Indeed, Lopez possesses a unique body ideally suited for Greco Roman dominance, with the height to create intense leverage, the reach to lock his arms around any opponent and the brute strength to launch any adversary in a high amplitude throw. The wrestler’s Cuban countrymen have even dubbed him with the ironic nickname “The Kid”, a humorous acknowledgement of his enormous dimensions.

While Lopez’s unmatched physical gifts play a role in his success, he also derives his dominance from skill and finesse. Rulon Gardner wrestled Lopez in four matches from 2000 to 2004, and still remains impressed by the Cubans dazzling technique.

""He had great chain wrestling and would flow really well from move to move,” Gardner remarked. ""I would definitely rate him as one of the greatest I ever had to wrestle.""

As great a wrestler as Lopez is, and as much as he has achieved, his record still contains a couple of blemishes. In the finals of the World Championships in 2006 and 2011, the Cuban suffered shocking losses, and left with silver medals. To his credit however, he avenged both defeats spectacularly, routing defending Olympic Champion Khassan Baroev of Russia 6-1 in straight periods during the 2008 Olympic finals, and shutting out 2011 World Champion Riza Kayaalp of Turkey 3-0 in the 2012 Olympic Semifinals. Though Lopez has fallen short on a couple of notable occasions, his old foe Gardner marvels at the fact that his former rival has suffered so few loses in the current ultra-competitive environment of Greco-Roman’s top flight.

""I am a little surprised at all that he has accomplished,” Gardner observed. “Because of my past, I know how hard it is to keep winning day in and day out.""

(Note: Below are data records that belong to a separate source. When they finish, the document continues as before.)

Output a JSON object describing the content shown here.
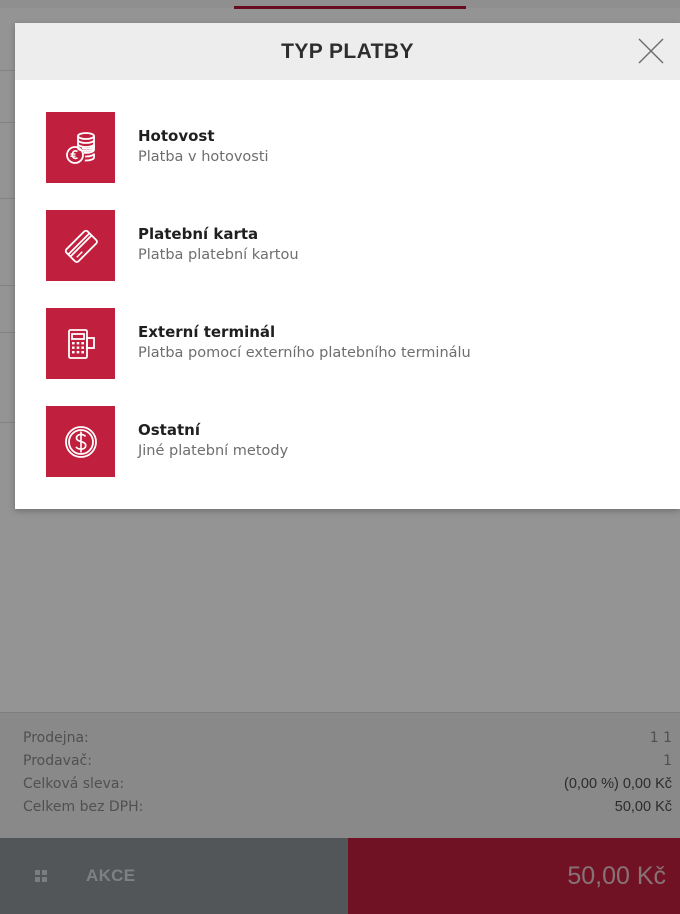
{
  "modal": {
    "title": "TYP PLATBY",
    "options": [
      {
        "title": "Hotovost",
        "subtitle": "Platba v hotovosti",
        "icon": "coins-euro-icon"
      },
      {
        "title": "Platební karta",
        "subtitle": "Platba platební kartou",
        "icon": "credit-card-icon"
      },
      {
        "title": "Externí terminál",
        "subtitle": "Platba pomocí externího platebního terminálu",
        "icon": "payment-terminal-icon"
      },
      {
        "title": "Ostatní",
        "subtitle": "Jiné platební metody",
        "icon": "dollar-coin-icon"
      }
    ],
    "close_icon": "close-icon"
  },
  "summary": {
    "rows": [
      {
        "label": "Prodejna:",
        "value": "1 1"
      },
      {
        "label": "Prodavač:",
        "value": "1"
      },
      {
        "label": "Celková sleva:",
        "value": "(0,00 %) 0,00 Kč"
      },
      {
        "label": "Celkem bez DPH:",
        "value": "50,00 Kč"
      }
    ]
  },
  "bottombar": {
    "akce_label": "AKCE",
    "total_label": "50,00 Kč"
  },
  "colors": {
    "accent": "#c11f3e",
    "overlay": "rgba(0,0,0,0.42)",
    "header_bg": "#ededed"
  }
}
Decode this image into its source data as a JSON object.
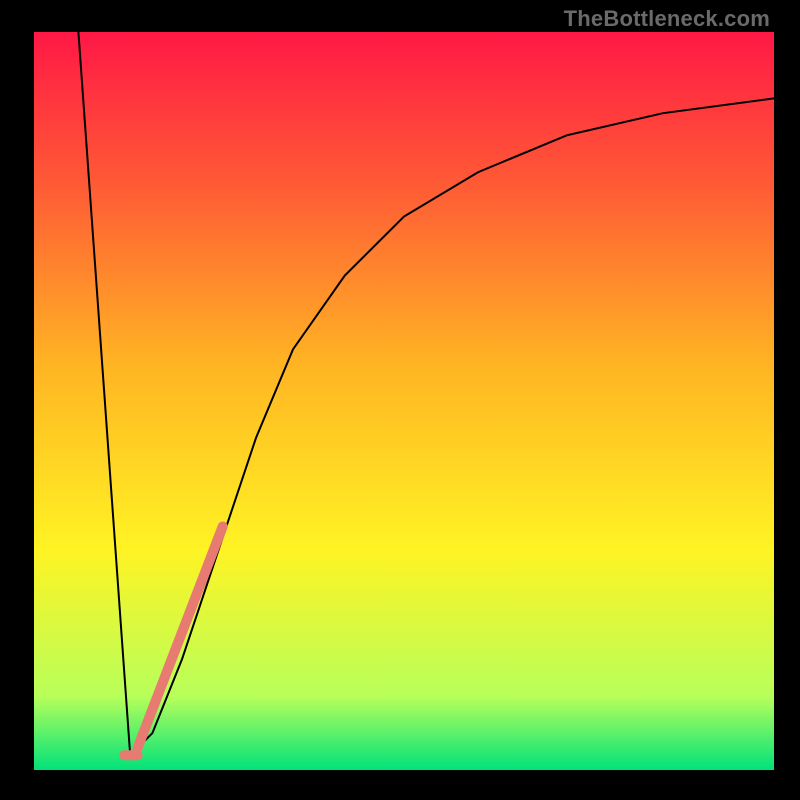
{
  "watermark": {
    "text": "TheBottleneck.com"
  },
  "chart_data": {
    "type": "line",
    "title": "",
    "xlabel": "",
    "ylabel": "",
    "xlim": [
      0,
      100
    ],
    "ylim": [
      0,
      100
    ],
    "background_gradient": {
      "stops": [
        {
          "pos": 0.0,
          "color": "#ff1845"
        },
        {
          "pos": 0.2,
          "color": "#ff5836"
        },
        {
          "pos": 0.45,
          "color": "#ffb423"
        },
        {
          "pos": 0.7,
          "color": "#fff323"
        },
        {
          "pos": 0.9,
          "color": "#b8ff5a"
        },
        {
          "pos": 1.0,
          "color": "#00e27a"
        }
      ]
    },
    "series": [
      {
        "name": "left-spike",
        "color": "#000000",
        "width": 2,
        "points": [
          {
            "x": 6.0,
            "y": 100.0
          },
          {
            "x": 13.0,
            "y": 2.0
          }
        ]
      },
      {
        "name": "rising-curve",
        "color": "#000000",
        "width": 2,
        "points": [
          {
            "x": 13.0,
            "y": 2.0
          },
          {
            "x": 16.0,
            "y": 5.0
          },
          {
            "x": 20.0,
            "y": 15.0
          },
          {
            "x": 25.0,
            "y": 30.0
          },
          {
            "x": 30.0,
            "y": 45.0
          },
          {
            "x": 35.0,
            "y": 57.0
          },
          {
            "x": 42.0,
            "y": 67.0
          },
          {
            "x": 50.0,
            "y": 75.0
          },
          {
            "x": 60.0,
            "y": 81.0
          },
          {
            "x": 72.0,
            "y": 86.0
          },
          {
            "x": 85.0,
            "y": 89.0
          },
          {
            "x": 100.0,
            "y": 91.0
          }
        ]
      },
      {
        "name": "highlight-segment",
        "color": "#e77b72",
        "width": 10,
        "linecap": "round",
        "points": [
          {
            "x": 14.0,
            "y": 3.0
          },
          {
            "x": 25.5,
            "y": 33.0
          }
        ]
      },
      {
        "name": "highlight-dot",
        "color": "#e77b72",
        "width": 10,
        "linecap": "round",
        "points": [
          {
            "x": 12.2,
            "y": 2.0
          },
          {
            "x": 14.0,
            "y": 2.0
          }
        ]
      }
    ]
  }
}
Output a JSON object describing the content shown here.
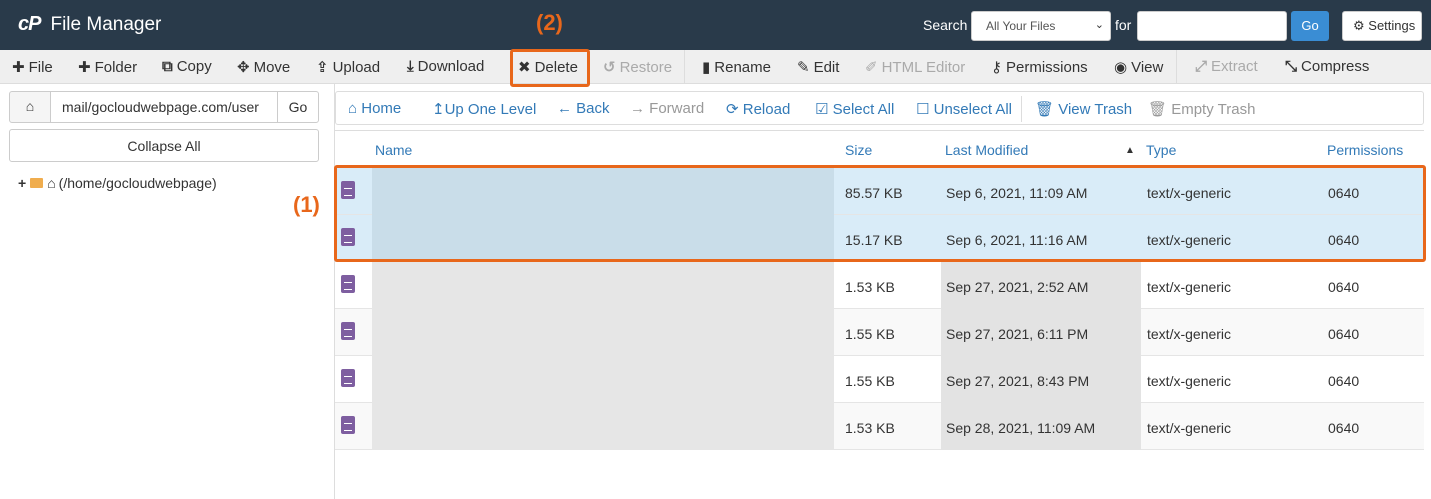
{
  "header": {
    "logo": "cP",
    "title": "File Manager",
    "search_label": "Search",
    "search_scope": "All Your Files",
    "for_label": "for",
    "search_value": "",
    "go_label": "Go",
    "settings_label": "Settings"
  },
  "toolbar": {
    "file": "File",
    "folder": "Folder",
    "copy": "Copy",
    "move": "Move",
    "upload": "Upload",
    "download": "Download",
    "delete": "Delete",
    "restore": "Restore",
    "rename": "Rename",
    "edit": "Edit",
    "html_editor": "HTML Editor",
    "permissions": "Permissions",
    "view": "View",
    "extract": "Extract",
    "compress": "Compress"
  },
  "annotations": {
    "label_1": "(1)",
    "label_2": "(2)",
    "color": "#e8671b"
  },
  "sidebar": {
    "path_value": "mail/gocloudwebpage.com/user",
    "go_label": "Go",
    "collapse_label": "Collapse All",
    "tree_root": "(/home/gocloudwebpage)"
  },
  "nav": {
    "home": "Home",
    "up_one_level": "Up One Level",
    "back": "Back",
    "forward": "Forward",
    "reload": "Reload",
    "select_all": "Select All",
    "unselect_all": "Unselect All",
    "view_trash": "View Trash",
    "empty_trash": "Empty Trash"
  },
  "columns": {
    "name": "Name",
    "size": "Size",
    "last_modified": "Last Modified",
    "type": "Type",
    "permissions": "Permissions"
  },
  "rows": [
    {
      "size": "85.57 KB",
      "modified": "Sep 6, 2021, 11:09 AM",
      "type": "text/x-generic",
      "perms": "0640"
    },
    {
      "size": "15.17 KB",
      "modified": "Sep 6, 2021, 11:16 AM",
      "type": "text/x-generic",
      "perms": "0640"
    },
    {
      "size": "1.53 KB",
      "modified": "Sep 27, 2021, 2:52 AM",
      "type": "text/x-generic",
      "perms": "0640"
    },
    {
      "size": "1.55 KB",
      "modified": "Sep 27, 2021, 6:11 PM",
      "type": "text/x-generic",
      "perms": "0640"
    },
    {
      "size": "1.55 KB",
      "modified": "Sep 27, 2021, 8:43 PM",
      "type": "text/x-generic",
      "perms": "0640"
    },
    {
      "size": "1.53 KB",
      "modified": "Sep 28, 2021, 11:09 AM",
      "type": "text/x-generic",
      "perms": "0640"
    }
  ],
  "colors": {
    "topbar": "#293a4a",
    "link": "#337ab7",
    "selected_row": "#d9ecf8",
    "file_icon": "#7e5ea0",
    "go_button": "#3a8dd4"
  }
}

""It's amazing to see what he has done""

Lopez now has the opportunity to keep his amazing string of championships alive. Cuban Newspaper, Juventud Rebelde , reports that Lopez sat out of wrestling for 2013 as a means of recuperating from small injuries accumulated over a decade of Senior-level wrestling competition, and that the two-time Olympic  champion looks forward to another Olympic run, particularly under the new, more accommodating weight limit of 130 kg. At the 2014 Granma Cup earlier this month, Lopez returned to the mats and showed no ill effects from his time away from the sport, as he cruised to a tournament championship.  It looks as if when the Cuban delegation attends opening ceremonies of the 2016 Olympics, Lopez will precede the rest of the island nation’s athletes into the stadium, as he carries Cuba’s flag for a remarkable third time.

At the Rio de Janeiro Games, a mere three years away, Lopez has a chance to tie the great Karelin with a third Olympic gold medal, one gold away from the most of all time. Lopez has chased the greatest throughout his career, and may just have what it takes to catch him.